Interview prompts you should be ready for
- "Why is AUC misleading for highly imbalanced classes?" (Invariant to base rate — same AUC at 50% or 1%. PR-AUC is the informative single number when positives are rare.)
- "Walk through PR-AUC vs ROC-AUC. Pick which when?" (ROC summarises ranking; PR summarises the precision side, which users feel on rare-positive problems. Modest imbalance → ROC. Severe → PR.)
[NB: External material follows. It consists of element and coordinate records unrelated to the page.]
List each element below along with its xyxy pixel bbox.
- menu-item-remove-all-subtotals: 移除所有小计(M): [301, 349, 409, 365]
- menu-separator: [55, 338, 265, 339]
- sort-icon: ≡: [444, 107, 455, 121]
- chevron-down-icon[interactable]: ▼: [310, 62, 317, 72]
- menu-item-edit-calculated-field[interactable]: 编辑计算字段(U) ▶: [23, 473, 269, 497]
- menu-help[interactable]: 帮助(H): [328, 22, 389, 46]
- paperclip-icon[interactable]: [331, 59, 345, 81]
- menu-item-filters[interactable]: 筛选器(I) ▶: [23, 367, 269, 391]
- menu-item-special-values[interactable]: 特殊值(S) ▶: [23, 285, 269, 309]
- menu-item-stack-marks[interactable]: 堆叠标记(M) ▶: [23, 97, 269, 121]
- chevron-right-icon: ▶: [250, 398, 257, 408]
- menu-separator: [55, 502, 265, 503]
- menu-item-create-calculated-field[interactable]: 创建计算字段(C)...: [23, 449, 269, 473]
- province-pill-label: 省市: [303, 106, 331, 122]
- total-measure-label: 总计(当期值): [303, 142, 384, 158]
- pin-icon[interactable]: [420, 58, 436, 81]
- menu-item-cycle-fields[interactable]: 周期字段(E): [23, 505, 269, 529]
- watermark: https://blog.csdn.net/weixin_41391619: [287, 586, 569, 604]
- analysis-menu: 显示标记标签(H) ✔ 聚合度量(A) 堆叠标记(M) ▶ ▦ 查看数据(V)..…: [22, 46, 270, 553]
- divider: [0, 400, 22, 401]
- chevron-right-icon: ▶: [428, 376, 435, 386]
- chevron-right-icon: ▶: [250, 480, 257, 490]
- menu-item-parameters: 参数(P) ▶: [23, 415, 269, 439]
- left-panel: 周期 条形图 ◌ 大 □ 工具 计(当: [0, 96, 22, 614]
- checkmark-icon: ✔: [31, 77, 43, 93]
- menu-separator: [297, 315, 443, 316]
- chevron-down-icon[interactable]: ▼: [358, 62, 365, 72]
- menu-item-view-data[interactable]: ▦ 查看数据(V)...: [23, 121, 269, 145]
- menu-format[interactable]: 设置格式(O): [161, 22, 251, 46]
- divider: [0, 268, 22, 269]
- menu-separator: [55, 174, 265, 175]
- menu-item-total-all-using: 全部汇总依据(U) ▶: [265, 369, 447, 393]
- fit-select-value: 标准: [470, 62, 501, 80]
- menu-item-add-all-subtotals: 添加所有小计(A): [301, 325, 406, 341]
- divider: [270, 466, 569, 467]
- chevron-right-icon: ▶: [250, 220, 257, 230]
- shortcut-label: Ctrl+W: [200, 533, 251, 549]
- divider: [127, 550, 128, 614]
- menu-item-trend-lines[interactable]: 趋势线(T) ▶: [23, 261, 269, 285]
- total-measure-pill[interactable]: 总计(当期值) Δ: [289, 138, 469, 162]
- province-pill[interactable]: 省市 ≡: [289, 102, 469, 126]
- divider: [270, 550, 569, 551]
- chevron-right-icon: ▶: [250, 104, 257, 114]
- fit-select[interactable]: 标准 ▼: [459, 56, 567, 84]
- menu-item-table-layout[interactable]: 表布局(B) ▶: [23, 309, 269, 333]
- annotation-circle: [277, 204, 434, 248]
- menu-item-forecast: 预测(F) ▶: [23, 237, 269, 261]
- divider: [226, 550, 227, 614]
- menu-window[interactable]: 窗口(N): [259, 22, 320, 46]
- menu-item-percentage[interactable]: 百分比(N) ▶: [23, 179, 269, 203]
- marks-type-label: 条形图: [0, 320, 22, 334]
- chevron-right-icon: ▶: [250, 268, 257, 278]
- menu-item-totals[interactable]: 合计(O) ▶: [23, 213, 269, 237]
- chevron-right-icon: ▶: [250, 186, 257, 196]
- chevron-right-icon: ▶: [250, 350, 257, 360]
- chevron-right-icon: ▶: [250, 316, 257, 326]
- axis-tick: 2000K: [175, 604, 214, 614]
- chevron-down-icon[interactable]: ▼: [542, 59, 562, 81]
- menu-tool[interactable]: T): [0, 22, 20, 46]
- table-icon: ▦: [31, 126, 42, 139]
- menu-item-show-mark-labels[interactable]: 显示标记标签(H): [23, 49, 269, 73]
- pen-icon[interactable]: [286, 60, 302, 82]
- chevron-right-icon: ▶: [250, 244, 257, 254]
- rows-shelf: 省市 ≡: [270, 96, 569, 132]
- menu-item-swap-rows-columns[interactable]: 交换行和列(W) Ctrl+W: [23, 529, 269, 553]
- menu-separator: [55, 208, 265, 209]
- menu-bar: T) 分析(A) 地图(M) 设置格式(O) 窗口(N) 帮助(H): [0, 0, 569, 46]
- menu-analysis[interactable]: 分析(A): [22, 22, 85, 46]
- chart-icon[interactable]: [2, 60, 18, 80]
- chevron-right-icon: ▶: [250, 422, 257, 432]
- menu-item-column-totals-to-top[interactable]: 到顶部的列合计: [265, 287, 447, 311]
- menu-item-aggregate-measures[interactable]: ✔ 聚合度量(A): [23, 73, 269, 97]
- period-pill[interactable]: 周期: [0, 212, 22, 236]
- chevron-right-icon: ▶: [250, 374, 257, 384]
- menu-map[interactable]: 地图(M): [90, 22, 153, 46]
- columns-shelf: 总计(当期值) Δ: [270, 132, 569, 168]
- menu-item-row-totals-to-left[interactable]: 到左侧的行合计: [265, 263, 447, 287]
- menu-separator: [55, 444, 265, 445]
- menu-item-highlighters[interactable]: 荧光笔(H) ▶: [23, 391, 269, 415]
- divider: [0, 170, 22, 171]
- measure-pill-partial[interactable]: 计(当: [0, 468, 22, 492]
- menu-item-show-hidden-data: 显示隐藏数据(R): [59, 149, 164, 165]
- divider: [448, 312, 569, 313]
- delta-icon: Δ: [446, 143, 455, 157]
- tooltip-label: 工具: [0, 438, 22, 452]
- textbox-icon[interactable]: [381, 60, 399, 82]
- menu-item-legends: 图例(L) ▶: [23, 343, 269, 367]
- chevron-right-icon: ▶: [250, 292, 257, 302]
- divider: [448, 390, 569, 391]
- "Your boss wants 'just one number.' What do you report?" (Calibrated probabilities downstream → log-loss. Ranking → ROC-AUC. Rare-positive alerting → PR-AUC or F1 at the deployed threshold. Push back: pair the number with base-rate and threshold.)
- "99% accuracy on a 99%-negative dataset. What's wrong?" (The trivial "always negative" baseline already hits 99%. Need precision/recall on positives, PR-AUC, or expected cost.)
- "SMOTE vs class weights vs threshold tuning — when each?" (Threshold tuning first; free, no retrain. Class weights when the algorithm collapses to majority. SMOTE last — changes the data distribution, must re-calibrate.)
- "Fraud model AUC 0.95 but team says it misses real fraud. Diagnose." (AUC averages over all thresholds. At the deployed cut, recall on high-value sub-segments may be low; high AUC may come from easy negatives. Check PR-AUC, segment-stratified recall, operating-point P/R.)
- "Why is log-loss the training loss but rarely the headline?" (Unbounded, base-rate-dependent, hard to communicate across datasets. AUC/PR-AUC are easier to compare. Log-loss belongs in every report — just not the single bullet.)